In this article, we provide you with an extensive checklist to see the status of the security posture of your organization.
As of today, one of the most important assets of an organization is the data. That is why, the number of hackers and ways they employ to steal your sensitive data grow each day. As a result, cyber security practices gain much more importance.
In order to make sure that your organization is protected from any malicious attackers and data breaches, you need to check your security measures regularly to see if they are still relevant and properly functioning. Below you can find a cyber security checklist that you can benefit from in the ongoing battle of cyber security.
Cyber security checklist
First of all, you must ensure that your organization has security policy suites that covers the entirety of sensitive areas such as information security, network security, communication security, BYOD, remote access, privacy and acceptable use. Once you set proper policies for such areas, you must check the capability of these policies.
- Are your policies enforced properly?
- Are your policies up-to-date?
Moreover, you must strictly define the responsibilities of the individuals in your cyber security team. There must be a head of information security. Moreover, your cyber security team must have an efficient communication amongst themselves in order to know what goes on, and what their to-dos are. After each security incident, all members of the team must be informed on the incident: what it was, how it was solved, and how it will be prevented from reoccurring.
In addition to cyber security measures, you must ensure the physical security of your organization. Where are the servers? Are they protected properly? Can anyone go into the server room? Who has the access to the server room?
Cyber security deals with both preventing security incidents and efficiently dealing with them. Thus, you must make sure that your organization has a protocol to be followed in the event of a security breach. All members of the cyber security team must know their responsibilities within this protocol, and other employees must be educated on what they should and should not do during and/or after a security incident. Also you must regularly test and update such protocols. After updating a protocol, you must make sure that all involving parties are notified of the changes made to the protocol.
- You must invest in your employees as much as you invest in security measures, software and protocols.
- Is your staff educated regularly? You must make sure that both your cyber security team and other employees are aware of their responsibilities and current developments in cyber security. For instance, your employees must know that they should not use public wifi while conducting business, or they must be properly informed about phishing techniques and anti phishing techniques.
- Do you assess possible security threats caused by employees? You must regularly check the activities of your employees and make sure that a new recruit has the understanding of the security protocols and policy of your organization.
- Is your staff able to report a suspicious activity, e-mail and such?
- Is your staff able to communicate efficiently and safely with each other? You must make sure that the means preferred for in-company communication is safe and encrypted.
Data and hardware
In order to make sure that your organization has a strong security posture, you must make sure that your data and hardware are safe.
- Do you back-up your data regularly?
- Do you employ proper encryption techniques?
- Do you have necessary firewalls, antivirus programs and other software?

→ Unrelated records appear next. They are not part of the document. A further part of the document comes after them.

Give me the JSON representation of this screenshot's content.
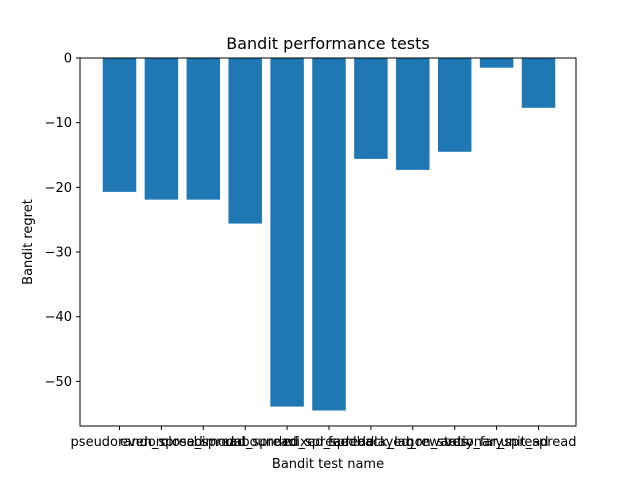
{
  "chart_data": {
    "type": "bar",
    "title": "Bandit performance tests",
    "xlabel": "Bandit test name",
    "ylabel": "Bandit regret",
    "categories": [
      "pseudorandom",
      "even_spread",
      "close_spread",
      "bimodal_spread",
      "unbounded_spread",
      "mixed_spread",
      "feedback_lag",
      "delayed_rewards",
      "non_stationary",
      "very_far_spread",
      "unit_spread"
    ],
    "values": [
      -20.7,
      -21.9,
      -21.9,
      -25.6,
      -53.9,
      -54.5,
      -15.6,
      -17.3,
      -14.5,
      -1.5,
      -7.7
    ],
    "ylim": [
      -56.9,
      0
    ],
    "yticks": [
      0,
      -10,
      -20,
      -30,
      -40,
      -50
    ],
    "ytick_labels": [
      "0",
      "−10",
      "−20",
      "−30",
      "−40",
      "−50"
    ],
    "bar_color": "#1f77b4",
    "grid": false,
    "legend": "none"
  }
}
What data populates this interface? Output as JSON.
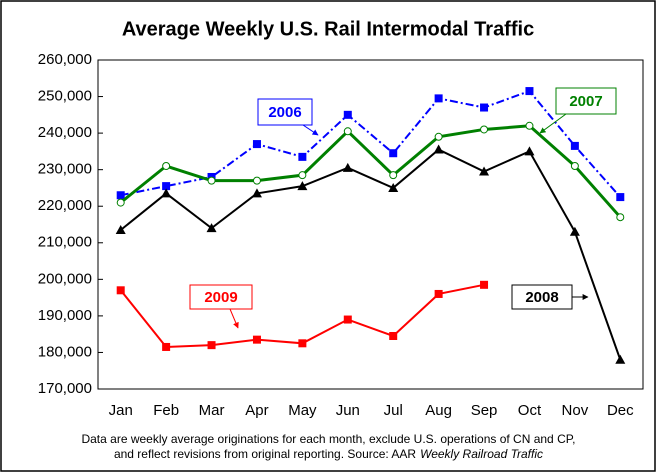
{
  "chart_data": {
    "type": "line",
    "title": "Average Weekly U.S. Rail Intermodal Traffic",
    "categories": [
      "Jan",
      "Feb",
      "Mar",
      "Apr",
      "May",
      "Jun",
      "Jul",
      "Aug",
      "Sep",
      "Oct",
      "Nov",
      "Dec"
    ],
    "series": [
      {
        "name": "2006",
        "color": "#0000ff",
        "marker": "square",
        "dash": "dashdot",
        "values": [
          223000,
          225500,
          228000,
          237000,
          233500,
          245000,
          234500,
          249500,
          247000,
          251500,
          236500,
          222500
        ]
      },
      {
        "name": "2007",
        "color": "#008000",
        "marker": "circle",
        "dash": "solid",
        "values": [
          221000,
          231000,
          227000,
          227000,
          228500,
          240500,
          228500,
          239000,
          241000,
          242000,
          231000,
          217000
        ]
      },
      {
        "name": "2008",
        "color": "#000000",
        "marker": "triangle",
        "dash": "solid",
        "values": [
          213500,
          223500,
          214000,
          223500,
          225500,
          230500,
          225000,
          235500,
          229500,
          235000,
          213000,
          178000
        ]
      },
      {
        "name": "2009",
        "color": "#ff0000",
        "marker": "square",
        "dash": "solid",
        "values": [
          197000,
          181500,
          182000,
          183500,
          182500,
          189000,
          184500,
          196000,
          198500,
          null,
          null,
          null
        ]
      }
    ],
    "ylim": [
      170000,
      260000
    ],
    "yticks": [
      {
        "value": 170000,
        "label": "170,000"
      },
      {
        "value": 180000,
        "label": "180,000"
      },
      {
        "value": 190000,
        "label": "190,000"
      },
      {
        "value": 200000,
        "label": "200,000"
      },
      {
        "value": 210000,
        "label": "210,000"
      },
      {
        "value": 220000,
        "label": "220,000"
      },
      {
        "value": 230000,
        "label": "230,000"
      },
      {
        "value": 240000,
        "label": "240,000"
      },
      {
        "value": 250000,
        "label": "250,000"
      },
      {
        "value": 260000,
        "label": "260,000"
      }
    ],
    "grid": false,
    "footnote": [
      "Data are weekly average originations for each month, exclude U.S. operations of CN and CP,",
      "and reflect revisions from original reporting.  Source: AAR",
      "Weekly Railroad Traffic"
    ]
  }
}
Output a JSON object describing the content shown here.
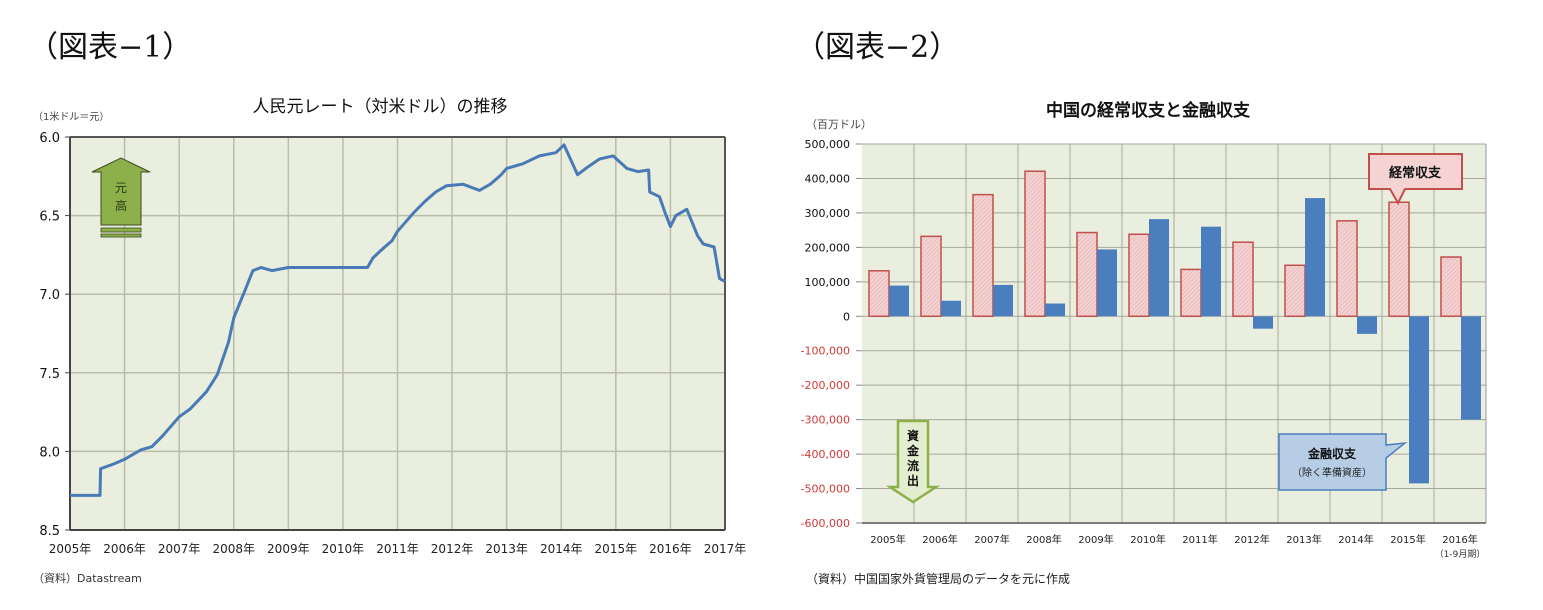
{
  "figures": {
    "left_label": "（図表−1）",
    "right_label": "（図表−2）"
  },
  "chart_data": [
    {
      "type": "line",
      "title": "人民元レート（対米ドル）の推移",
      "ylabel": "（1米ドル＝元）",
      "xlabel": "",
      "ylim": [
        8.5,
        6.0
      ],
      "y_inverted": true,
      "y_ticks": [
        "6.0",
        "6.5",
        "7.0",
        "7.5",
        "8.0",
        "8.5"
      ],
      "x_ticks": [
        "2005年",
        "2006年",
        "2007年",
        "2008年",
        "2009年",
        "2010年",
        "2011年",
        "2012年",
        "2013年",
        "2014年",
        "2015年",
        "2016年",
        "2017年"
      ],
      "grid": true,
      "series": [
        {
          "name": "人民元レート",
          "color": "#4a7ab5",
          "x": [
            2005.0,
            2005.55,
            2005.56,
            2005.8,
            2006.0,
            2006.3,
            2006.5,
            2006.7,
            2006.9,
            2007.0,
            2007.2,
            2007.5,
            2007.7,
            2007.9,
            2008.0,
            2008.2,
            2008.35,
            2008.5,
            2008.7,
            2009.0,
            2009.5,
            2010.0,
            2010.45,
            2010.55,
            2010.7,
            2010.9,
            2011.0,
            2011.3,
            2011.5,
            2011.7,
            2011.9,
            2012.2,
            2012.5,
            2012.7,
            2012.9,
            2013.0,
            2013.3,
            2013.6,
            2013.9,
            2014.05,
            2014.3,
            2014.45,
            2014.7,
            2014.95,
            2015.2,
            2015.4,
            2015.6,
            2015.62,
            2015.8,
            2015.9,
            2016.0,
            2016.1,
            2016.3,
            2016.5,
            2016.6,
            2016.8,
            2016.9,
            2017.0
          ],
          "values": [
            8.28,
            8.28,
            8.11,
            8.08,
            8.05,
            7.99,
            7.97,
            7.9,
            7.82,
            7.78,
            7.73,
            7.62,
            7.51,
            7.31,
            7.15,
            6.98,
            6.85,
            6.83,
            6.85,
            6.83,
            6.83,
            6.83,
            6.83,
            6.77,
            6.72,
            6.66,
            6.6,
            6.48,
            6.41,
            6.35,
            6.31,
            6.3,
            6.34,
            6.3,
            6.24,
            6.2,
            6.17,
            6.12,
            6.1,
            6.05,
            6.24,
            6.2,
            6.14,
            6.12,
            6.2,
            6.22,
            6.21,
            6.35,
            6.38,
            6.48,
            6.57,
            6.5,
            6.46,
            6.63,
            6.68,
            6.7,
            6.9,
            6.92
          ]
        }
      ],
      "annotations": [
        {
          "text": "元高",
          "type": "arrow-up",
          "color": "#8db04a"
        }
      ],
      "source": "（資料）Datastream"
    },
    {
      "type": "bar",
      "title": "中国の経常収支と金融収支",
      "ylabel": "（百万ドル）",
      "xlabel": "",
      "ylim": [
        -600000,
        500000
      ],
      "y_ticks": [
        "500,000",
        "400,000",
        "300,000",
        "200,000",
        "100,000",
        "0",
        "-100,000",
        "-200,000",
        "-300,000",
        "-400,000",
        "-500,000",
        "-600,000"
      ],
      "categories": [
        "2005年",
        "2006年",
        "2007年",
        "2008年",
        "2009年",
        "2010年",
        "2011年",
        "2012年",
        "2013年",
        "2014年",
        "2015年",
        "2016年"
      ],
      "category_sublabels": [
        "",
        "",
        "",
        "",
        "",
        "",
        "",
        "",
        "",
        "",
        "",
        "（1-9月期）"
      ],
      "grid": true,
      "series": [
        {
          "name": "経常収支",
          "color": "#f2c6c6",
          "border": "#c0504d",
          "values": [
            132000,
            232000,
            353000,
            421000,
            243000,
            238000,
            136000,
            215000,
            148000,
            277000,
            331000,
            172000
          ]
        },
        {
          "name": "金融収支（除く準備資産）",
          "color": "#4a7ebf",
          "values": [
            89000,
            45000,
            91000,
            37000,
            194000,
            282000,
            260000,
            -36000,
            343000,
            -51000,
            -485000,
            -300000
          ]
        }
      ],
      "annotations": [
        {
          "text": "経常収支",
          "type": "callout",
          "color": "#c0504d"
        },
        {
          "text": "金融収支",
          "subtext": "（除く準備資産）",
          "type": "callout",
          "color": "#4a7ebf"
        },
        {
          "text": "資金流出",
          "type": "arrow-down",
          "color": "#8db04a"
        }
      ],
      "source": "（資料）中国国家外貨管理局のデータを元に作成"
    }
  ]
}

Are they working properly? Are they up-to-date?
- Do you have software that filters internet traffic and incoming e-mails?
- Do you have a policy concerning asset management?
- Do you have an extensive list of your assets?
- Is your data classified in accordance with its sensitivity and exposure to risk?
- Do you have a policy regarding log data? Is that policy being followed properly?
- Do you have a policy in regards to USB drives, external hard drives and other data collection methods? Do you check if the policy is being followed? Are you notified if a staff member breaches the policy?